Yine onlara göre senelerce evvel yeraltı suları ile çöllerin yeşillendirilebilme potansiyeli vardı. Fakat şimdi bu çözüm değildir. Çöllerin çevresinde yaşayan halkın ve doğal hayatın en büyük ayak bağı iklimsel değişikliklerdir. Dünyadaki bu iklimsel değişikliklerin çöl bölgeleri üzerine etkisi başka yerlerden çok daha fazladır.
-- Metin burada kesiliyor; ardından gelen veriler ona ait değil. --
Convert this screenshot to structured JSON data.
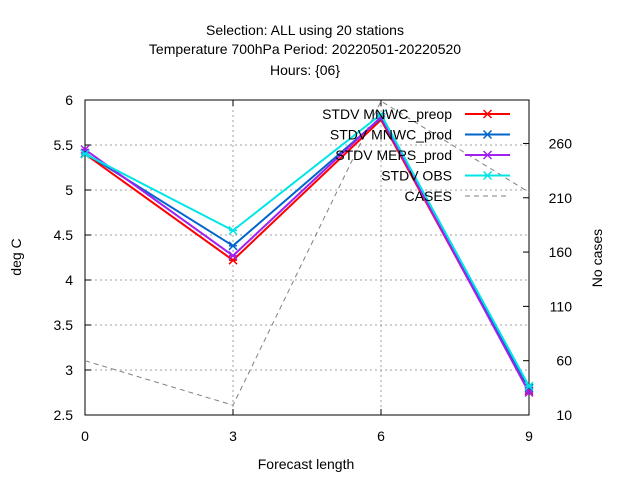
{
  "chart_data": {
    "type": "line",
    "title_lines": [
      "Selection: ALL using    20 stations",
      "Temperature 700hPa   Period: 20220501-20220520",
      "Hours: {06}"
    ],
    "xlabel": "Forecast length",
    "ylabel": "deg C",
    "y2label": "No cases",
    "x": [
      0,
      3,
      6,
      9
    ],
    "xlim": [
      0,
      9
    ],
    "xticks": [
      "0",
      "3",
      "6",
      "9"
    ],
    "ylim": [
      2.5,
      6
    ],
    "yticks": [
      "2.5",
      "3",
      "3.5",
      "4",
      "4.5",
      "5",
      "5.5",
      "6"
    ],
    "y2lim": [
      10,
      300
    ],
    "y2ticks": [
      "10",
      "60",
      "110",
      "160",
      "210",
      "260"
    ],
    "grid": true,
    "legend_position": "top-right",
    "series": [
      {
        "name": "STDV MNWC_preop",
        "color": "#ff0000",
        "marker": "x",
        "axis": "y",
        "values": [
          5.4,
          4.22,
          5.78,
          2.77
        ]
      },
      {
        "name": "STDV MNWC_prod",
        "color": "#0066cc",
        "marker": "x",
        "axis": "y",
        "values": [
          5.41,
          4.38,
          5.8,
          2.8
        ]
      },
      {
        "name": "STDV MEPS_prod",
        "color": "#a020f0",
        "marker": "x",
        "axis": "y",
        "values": [
          5.45,
          4.27,
          5.81,
          2.75
        ]
      },
      {
        "name": "STDV OBS",
        "color": "#00e5e5",
        "marker": "x",
        "axis": "y",
        "values": [
          5.4,
          4.55,
          5.84,
          2.82
        ]
      },
      {
        "name": "CASES",
        "color": "#808080",
        "marker": "none",
        "dashed": true,
        "axis": "y2",
        "values": [
          60,
          19,
          299,
          215
        ]
      }
    ]
  }
}
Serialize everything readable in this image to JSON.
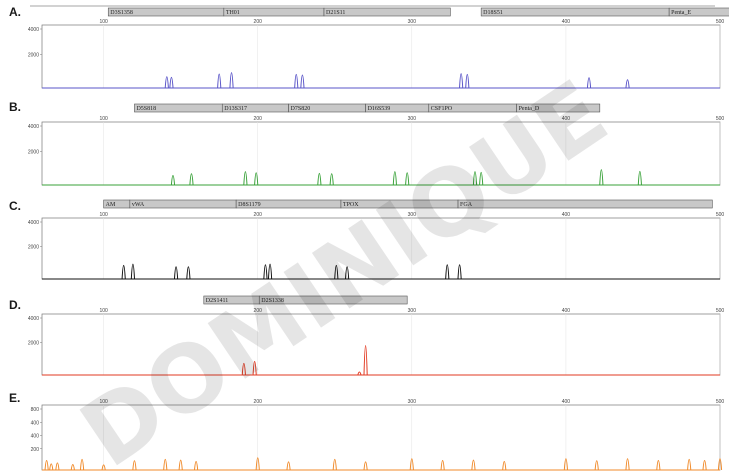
{
  "chart_data": [
    {
      "type": "line",
      "panel": "A.",
      "color": "#5a55c8",
      "x_ticks": [
        "100",
        "200",
        "300",
        "400",
        "500"
      ],
      "y_ticks": [
        "4000",
        "2000"
      ],
      "xlim": [
        60,
        500
      ],
      "ymax": 4600,
      "loci": [
        {
          "name": "D3S1358",
          "start": 103,
          "end": 178
        },
        {
          "name": "TH01",
          "start": 178,
          "end": 243
        },
        {
          "name": "D21S11",
          "start": 243,
          "end": 325
        },
        {
          "name": "D18S51",
          "start": 345,
          "end": 467
        },
        {
          "name": "Penta_E",
          "start": 467,
          "end": 578
        }
      ],
      "peaks": [
        {
          "x": 141,
          "h": 1500
        },
        {
          "x": 144,
          "h": 1400
        },
        {
          "x": 175,
          "h": 1900
        },
        {
          "x": 183,
          "h": 2100
        },
        {
          "x": 225,
          "h": 1850
        },
        {
          "x": 229,
          "h": 1750
        },
        {
          "x": 332,
          "h": 1950
        },
        {
          "x": 336,
          "h": 1850
        },
        {
          "x": 415,
          "h": 1350
        },
        {
          "x": 440,
          "h": 1050
        }
      ]
    },
    {
      "type": "line",
      "panel": "B.",
      "color": "#3aa23a",
      "x_ticks": [
        "100",
        "200",
        "300",
        "400",
        "500"
      ],
      "y_ticks": [
        "4000",
        "2000"
      ],
      "xlim": [
        60,
        500
      ],
      "ymax": 4600,
      "loci": [
        {
          "name": "D5S818",
          "start": 120,
          "end": 177
        },
        {
          "name": "D13S317",
          "start": 177,
          "end": 220
        },
        {
          "name": "D7S820",
          "start": 220,
          "end": 270
        },
        {
          "name": "D16S539",
          "start": 270,
          "end": 311
        },
        {
          "name": "CSF1PO",
          "start": 311,
          "end": 368
        },
        {
          "name": "Penta_D",
          "start": 368,
          "end": 422
        }
      ],
      "peaks": [
        {
          "x": 145,
          "h": 1250
        },
        {
          "x": 157,
          "h": 1500
        },
        {
          "x": 192,
          "h": 1800
        },
        {
          "x": 199,
          "h": 1650
        },
        {
          "x": 240,
          "h": 1550
        },
        {
          "x": 248,
          "h": 1500
        },
        {
          "x": 289,
          "h": 1800
        },
        {
          "x": 297,
          "h": 1650
        },
        {
          "x": 341,
          "h": 1800
        },
        {
          "x": 345,
          "h": 1700
        },
        {
          "x": 423,
          "h": 2100
        },
        {
          "x": 448,
          "h": 1850
        }
      ]
    },
    {
      "type": "line",
      "panel": "C.",
      "color": "#111111",
      "x_ticks": [
        "100",
        "200",
        "300",
        "400",
        "500"
      ],
      "y_ticks": [
        "4000",
        "2000"
      ],
      "xlim": [
        60,
        500
      ],
      "ymax": 4600,
      "loci": [
        {
          "name": "AM",
          "start": 100,
          "end": 117
        },
        {
          "name": "vWA",
          "start": 117,
          "end": 186
        },
        {
          "name": "D8S1179",
          "start": 186,
          "end": 254
        },
        {
          "name": "TPOX",
          "start": 254,
          "end": 330
        },
        {
          "name": "FGA",
          "start": 330,
          "end": 495
        }
      ],
      "peaks": [
        {
          "x": 113,
          "h": 1900
        },
        {
          "x": 119,
          "h": 2100
        },
        {
          "x": 147,
          "h": 1700
        },
        {
          "x": 155,
          "h": 1700
        },
        {
          "x": 205,
          "h": 2000
        },
        {
          "x": 208,
          "h": 2100
        },
        {
          "x": 251,
          "h": 1900
        },
        {
          "x": 258,
          "h": 1700
        },
        {
          "x": 323,
          "h": 2000
        },
        {
          "x": 331,
          "h": 2000
        }
      ]
    },
    {
      "type": "line",
      "panel": "D.",
      "color": "#e23a22",
      "x_ticks": [
        "100",
        "200",
        "300",
        "400",
        "500"
      ],
      "y_ticks": [
        "4000",
        "2000"
      ],
      "xlim": [
        60,
        500
      ],
      "ymax": 4600,
      "loci": [
        {
          "name": "D2S1411",
          "start": 165,
          "end": 201
        },
        {
          "name": "D2S1338",
          "start": 201,
          "end": 297
        }
      ],
      "peaks": [
        {
          "x": 191,
          "h": 1600
        },
        {
          "x": 198,
          "h": 1900
        },
        {
          "x": 270,
          "h": 4300
        },
        {
          "x": 266,
          "h": 300
        }
      ]
    },
    {
      "type": "line",
      "panel": "E.",
      "color": "#f08a2a",
      "x_ticks": [
        "100",
        "200",
        "300",
        "400",
        "500"
      ],
      "y_ticks": [
        "800",
        "400",
        "400",
        "200"
      ],
      "xlim": [
        60,
        500
      ],
      "ymax": 950,
      "loci": [],
      "peaks": [
        {
          "x": 63,
          "h": 250
        },
        {
          "x": 66,
          "h": 150
        },
        {
          "x": 70,
          "h": 180
        },
        {
          "x": 80,
          "h": 130
        },
        {
          "x": 86,
          "h": 280
        },
        {
          "x": 100,
          "h": 120
        },
        {
          "x": 120,
          "h": 240
        },
        {
          "x": 140,
          "h": 280
        },
        {
          "x": 150,
          "h": 260
        },
        {
          "x": 160,
          "h": 220
        },
        {
          "x": 200,
          "h": 330
        },
        {
          "x": 220,
          "h": 210
        },
        {
          "x": 250,
          "h": 280
        },
        {
          "x": 270,
          "h": 210
        },
        {
          "x": 300,
          "h": 300
        },
        {
          "x": 320,
          "h": 250
        },
        {
          "x": 340,
          "h": 260
        },
        {
          "x": 360,
          "h": 220
        },
        {
          "x": 400,
          "h": 300
        },
        {
          "x": 420,
          "h": 240
        },
        {
          "x": 440,
          "h": 300
        },
        {
          "x": 460,
          "h": 250
        },
        {
          "x": 480,
          "h": 280
        },
        {
          "x": 490,
          "h": 250
        },
        {
          "x": 500,
          "h": 300
        }
      ]
    }
  ],
  "watermark": {
    "text": "DOMINIQUE",
    "color": "#000000"
  }
}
İranda ki Dashi Kebir çölünde son 25 senede yağan yağmur miktarı %16 oranında azalmıştır. Kalahari çölündeki yağışlarda da % 12 azalma olmuş, Şili de Atacama çölünde de yağış miktarında %8 azalma olmuştur.
Yine Birleşmiş Milletle raporuna göre bu asrın sonuna kadar Çöllerin çoğunda ısı 5 ila 7 derece daha artacak ve buna karşılık yağışlarda % 10 ila % 20 azalacaktır.
Bu durum buharlaşma oranını ve çöl fırtınalarını büyük miktarda arttıracak ve etrafında yerleşmiş şehirlere çöller daha da ilerleyecektir.
Isının yükselmesi ve yağmurların azalması aynı zamanda dağlık bölgelerde ki buzulların erimesi ile de desteklenmektedir. Bu sular çöllerdeki hayattın devamını sağlamaktadırlar, fakat Global Isınma sonucu bunlarda kuruyacaktır.
Bu alanlarda önümüzdeki 100 senede olabilecek gelişmeler iklime ne olacağına bağlıdır. Bununla birlikte gelecekte çöllerde yetişecek bitkiler geleceğin bitkileri olacaktır.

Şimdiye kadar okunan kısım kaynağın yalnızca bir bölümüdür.